Remus wich mir außerhalb der Unterrichtszeiten kaum von der Seite, hatte Serina aufgetragen mich an Vollmond von ihm fernzuhalten und auf mich aufzupassen.
Er hatte unheimliche Angst, dass mir wieder etwas passiert.

Es war spät abends. Ich rollte mich unruhig in meinem Bett hin und her. Morgen war wieder Vollmond und Serina sollte mich sicherheitshalber einen Tag davor und einen Tag danach bei sich behalten. Ich versuchte die Augen zu schließen.
Gelbe, leuchtende Augen. Ein Schrei. Blut. Schmerz.
Das Gefühl einen endlos langen Tunnel hinunter zu fallen. Ein dumpfer Aufprall. Stille. Dunkelheit. Unklare Stimmen.
"Amber!"
Ich schreckte hoch. Klatschnass geschwitzt und zitternd.
"Amber, was ist passiert?", fragte mich Serina hektisch.
"Albtraum. Von... von dem Unfall", antwortete ich knapp.
Meine Schwester nahm mich in den Arm. Ich versuchte tief durchzuatmen.
Nach einigen Minuten ließ sie mich los und ich sank wieder in mein Kopfkissen. Meine Augen fielen sofort zu.

Eine große, bedrohliche Gestalt. Eine zierliche daneben, neben dieser eine sehr kleine. Alle schüttelten den Kopf.
"Versagt."
"Durchgefallen."
"Troll."
Ich sah mich in der Mitte von ihnen. Knieend auf einem Haufen Papier. Auf diesen tummelten sich die Buchstaben "M", "S" und "T". Lachende Leute. Leute, welche immer wieder "Versager!" oder auch "Bergtroll!" riefen.
"Der Klugscheißer hat wohl doch nichts drauf!"
Silhouetten, welche sich den Bauch vor Lachen halten mussten.

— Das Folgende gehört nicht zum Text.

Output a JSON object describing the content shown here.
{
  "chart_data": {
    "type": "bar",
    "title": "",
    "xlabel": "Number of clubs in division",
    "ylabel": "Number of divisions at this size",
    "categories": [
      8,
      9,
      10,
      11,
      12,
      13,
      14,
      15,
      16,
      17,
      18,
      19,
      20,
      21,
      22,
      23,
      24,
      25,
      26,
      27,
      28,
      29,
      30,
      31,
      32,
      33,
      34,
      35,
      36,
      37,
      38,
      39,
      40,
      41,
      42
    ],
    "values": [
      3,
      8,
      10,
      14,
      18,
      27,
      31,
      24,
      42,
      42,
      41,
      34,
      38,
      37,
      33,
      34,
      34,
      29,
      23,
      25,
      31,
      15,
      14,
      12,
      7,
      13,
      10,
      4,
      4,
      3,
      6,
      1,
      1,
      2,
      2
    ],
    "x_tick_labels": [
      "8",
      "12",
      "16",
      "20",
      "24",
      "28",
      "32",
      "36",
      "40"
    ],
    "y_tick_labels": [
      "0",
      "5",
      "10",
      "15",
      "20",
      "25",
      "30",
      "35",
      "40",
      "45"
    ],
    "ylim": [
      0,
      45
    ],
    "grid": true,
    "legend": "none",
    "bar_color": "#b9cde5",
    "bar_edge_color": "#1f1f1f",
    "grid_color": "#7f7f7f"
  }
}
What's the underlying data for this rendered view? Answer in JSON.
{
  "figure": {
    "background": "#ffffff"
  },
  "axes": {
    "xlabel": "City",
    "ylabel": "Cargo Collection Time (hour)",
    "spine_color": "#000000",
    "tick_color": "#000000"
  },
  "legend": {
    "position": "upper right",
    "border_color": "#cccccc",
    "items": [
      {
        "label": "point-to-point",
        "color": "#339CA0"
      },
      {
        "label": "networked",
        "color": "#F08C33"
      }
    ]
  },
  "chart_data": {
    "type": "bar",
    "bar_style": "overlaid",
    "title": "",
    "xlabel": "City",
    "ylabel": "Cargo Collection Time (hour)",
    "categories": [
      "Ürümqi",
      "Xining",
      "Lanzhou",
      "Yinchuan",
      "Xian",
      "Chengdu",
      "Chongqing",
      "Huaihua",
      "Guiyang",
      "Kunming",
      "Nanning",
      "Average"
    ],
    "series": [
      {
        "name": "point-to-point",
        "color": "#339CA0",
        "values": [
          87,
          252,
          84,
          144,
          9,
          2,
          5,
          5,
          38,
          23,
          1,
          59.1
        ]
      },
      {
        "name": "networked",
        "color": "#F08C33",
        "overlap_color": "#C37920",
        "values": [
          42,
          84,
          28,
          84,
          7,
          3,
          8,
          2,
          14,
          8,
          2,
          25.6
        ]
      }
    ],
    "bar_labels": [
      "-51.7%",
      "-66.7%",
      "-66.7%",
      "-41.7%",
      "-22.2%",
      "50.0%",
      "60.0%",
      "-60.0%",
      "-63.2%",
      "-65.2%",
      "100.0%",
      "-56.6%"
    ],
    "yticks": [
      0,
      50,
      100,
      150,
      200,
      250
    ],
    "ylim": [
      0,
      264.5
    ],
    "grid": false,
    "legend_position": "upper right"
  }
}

Ich schlug erneut die Augen auf. Wieder nur ein Traum. Noch waren die Prüfungen nicht geschrieben worden, dachte ich mir. Noch genug Zeit, den verpassten Stoff nachzuholen. Ich drehte mich abermals in meinem Bett um. Es musste nun bestimmt schon drei Uhr morgens sein. Schlafen wollte ich nicht mehr, nicht bei dem Mist, den sich mein Kopf ausdachte. Leise seufzend stand ich auf und tapste in den Gemeinschaftsraum. Es war komplett still. Im Kamin glühte das Holz noch leicht orange.
"Incendio!", hauchte ich mit dem Zauberstab zum Kamin gerichtet und das Feuer brannte hell auf.
Nun konnte ich die tickende Uhr an der Wand erkennen. 2:48 Uhr.
Der Sessel, auf welchen ich mich setzte, knarrte leicht, als mein Gewicht auf ihm lastete.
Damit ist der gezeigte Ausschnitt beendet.